Thu 25 Oct 2001
As of today I have walked this earth for 28 years.
I’d like to think that by this time I have learned a lot of life’s more important lessons, and paid most of my dues. There will be others to come, I know, but the hardest ones are past. At least, I hope they are.
Over the years I have distilled the things that have most value to me - family, friends, love, laughter, respect, trust. Of these, not one is something I possess by right but each is something shared by another person - a rare privilege.
I have been taught, even before I turned the magic age of 18, to know the difference between a love that burns like a raging bush fire, and love that slowly burns in the hearth.

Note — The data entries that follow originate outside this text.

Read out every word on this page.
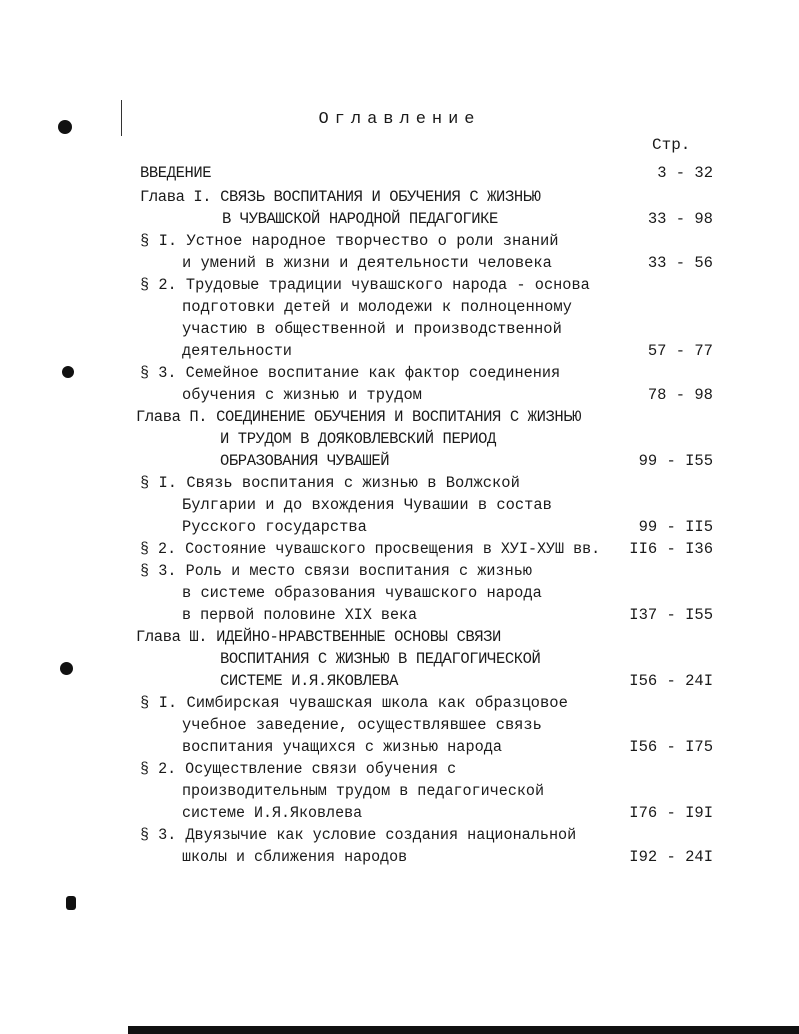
Оглавление
Стр.
ВВЕДЕНИЕ	3 - 32
Глава I. СВЯЗЬ ВОСПИТАНИЯ И ОБУЧЕНИЯ С ЖИЗНЬЮ
В ЧУВАШСКОЙ НАРОДНОЙ ПЕДАГОГИКЕ	33 - 98
§ I. Устное народное творчество о роли знаний
и умений в жизни и деятельности человека	33 - 56
§ 2. Трудовые традиции чувашского народа - основа
подготовки детей и молодежи к полноценному
участию в общественной и производственной
деятельности	57 - 77
§ 3. Семейное воспитание как фактор соединения
обучения с жизнью и трудом	78 - 98
Глава П. СОЕДИНЕНИЕ ОБУЧЕНИЯ И ВОСПИТАНИЯ С ЖИЗНЬЮ
И ТРУДОМ В ДОЯКОВЛЕВСКИЙ ПЕРИОД
ОБРАЗОВАНИЯ ЧУВАШЕЙ	99 - I55
§ I. Связь воспитания с жизнью в Волжской
Булгарии и до вхождения Чувашии в состав
Русского государства	99 - II5
§ 2. Состояние чувашского просвещения в ХУI-ХУШ вв. II6 - I36
§ 3. Роль и место связи воспитания с жизнью
в системе образования чувашского народа
в первой половине XIX века	I37 - I55
Глава Ш. ИДЕЙНО-НРАВСТВЕННЫЕ ОСНОВЫ СВЯЗИ
ВОСПИТАНИЯ С ЖИЗНЬЮ В ПЕДАГОГИЧЕСКОЙ
СИСТЕМЕ И.Я.ЯКОВЛЕВА	I56 - 24I
§ I. Симбирская чувашская школа как образцовое
учебное заведение, осуществлявшее связь
воспитания учащихся с жизнью народа	I56 - I75
§ 2. Осуществление связи обучения с
производительным трудом в педагогической
системе И.Я.Яковлева	I76 - I9I
§ 3. Двуязычие как условие создания национальной
школы и сближения народов	I92 - 24I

While the first consumes, the other nourishes. The first dies soon after its heated peak, the other stays constant and even its embers still give off warmth.
It is a quiet kind of love, this other one. There are no cymbals crashing in the background while it burns, and more often than not, no trumpets either.
I have known the first kind of love, and at times its devouring fire ignites me. But I treasure, perhaps more deeply, the second kind of love that is always there - like the ever-present tide that always ebbs and flows beneath the ocean’s surface, like air that seeps into my lungs even when I don’t make a conscious effort to breath.
I am thankful for the first kind, for its excitement and exhilaration. But I am more thankful for the second kind, for its sweet sustaining strength.
To my family and friends, thank you for making the last 28 years (or 15, or 10, or 5 or 2, depending on when I met you :-)), wonderful years of learning, love and laughter.
And to my dearest, dearest Markie, Ga, thank you.